Os benefícios que recebemos da terra são um patrimônio de toda a humanidade. A forma de utilização deve estar subordinada a regras de respeito às condições básicas de vida no mundo, dentre elas a qualidade de vida de quantos dependam desses bens e do espaço do entorno em que eles são extraídos ou processados. Necessitamos cuidar, portanto, para que o uso que fazemos dele seja conservativo, isto é, gere o menor impacto possível e respeite as condições de sustentabilidade, de máxima renovabilidade possível de recursos.
A sociedade moderna está consumindo cada vez mais recursos naturais e na mesma velocidade polui em níveis alarmantes. As estatísticas demonstram que estamos próximos de um colapso ambiental com conseqüências para nós e as futuras gerações. O problema do desmatamento, da pesca predatória, a contaminação dos rios e o aquecimento global, são alguns dos maiores problemas que merecem uma ampla discussão.
Do ponto de vista pedagógico desejamos que o tema “Sustentabilidade” se incorpore ao cotidiano escolar por intermédio das áreas do conhecimento e não apenas se mantenha como um tema excepcional em atividades comemorativas.
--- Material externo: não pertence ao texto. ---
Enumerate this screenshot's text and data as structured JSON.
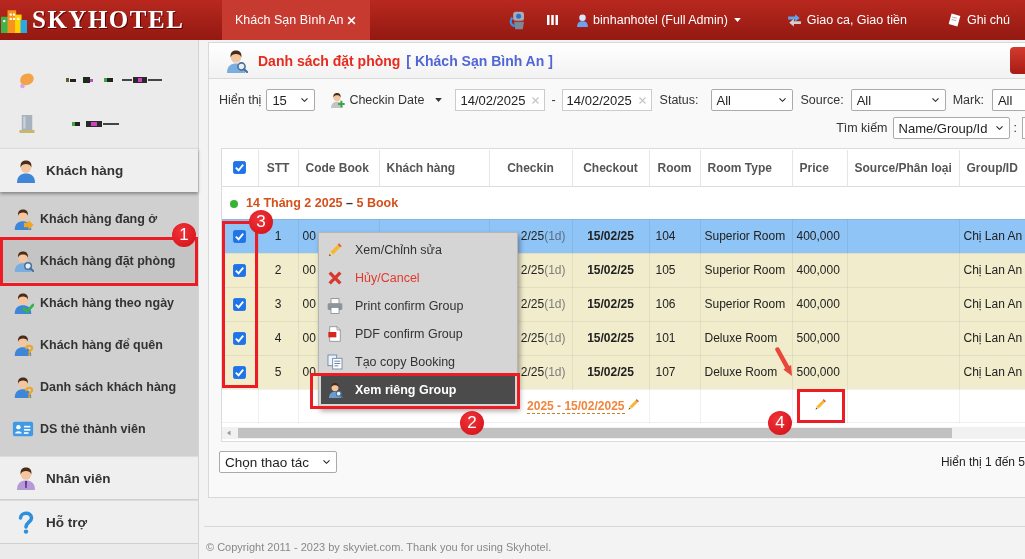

O esforço se faz na direção de trabalhar para que as áreas/disciplinas não incluam burocraticamente conteúdos de sustentabilidade nas suas aulas. Trazer à tona o tema sustentabilidade é um desafio porque muito embora as pessoas comentem sobre o assunto, pouco se tem feito. Contudo, a educação é uma força de transformação. A aprendizagem é mudança de comportamento. Então, é importante disseminar uma cultura de atuação em que todos possam usufruir igualmente dos avanços tecnológicos e das dádivas da natureza. Através da conscientização, as pessoas, a sociedade, as empresas poderão viver e desenvolver seus negócios sem causar tanto prejuízo ao meio ambiente, assim como também, desenvolver uma melhoria nos padrões de vida deixando de lado o supérfluo.
Pensando na importância desta temática e utilizando-se da escola como via de reflexão, discussão e conscientização, a equipe escolar em colaboração com alunos, pais e comunidade, destacam para os próximos anos (2008/2009) o tema: Sustentabilidade “Contagiando o mundo com o que temos de melhor”. Precisamos resgatar no espaço escolar uma educação para o pensar. Para isso, o CIEP se apropria de um tema escolhido pela sua própria comunidade onde através de um amplo debate sobre as nossas necessidades e um correto entendimento de que precisamos prover para as futuras gerações queremos garantir, antes de qualquer coisa, que a fome, a pobreza e a miséria estejam afastadas definitivamente do planeta.



PLANO DE AÇÃO

SUBPROJETO
SUSTENTABILIDADE: CONTAGIANDO O MUNDO COM O QUE TEMOS DE MELHOR

OBJETIVOS
Levantar alguns problemas de ordem ambiental, social e individual que contribuem para os problemas enfrentados pelo planeta;
Refletir sobre o modo de vida e o modelo econômico apontando algumas atitudes desnecessárias que causam problemas para a vida e o planeta;
Identificar algumas mudanças de hábitos no interior da escola e na comunidade para ajudar na melhoria do ambiente.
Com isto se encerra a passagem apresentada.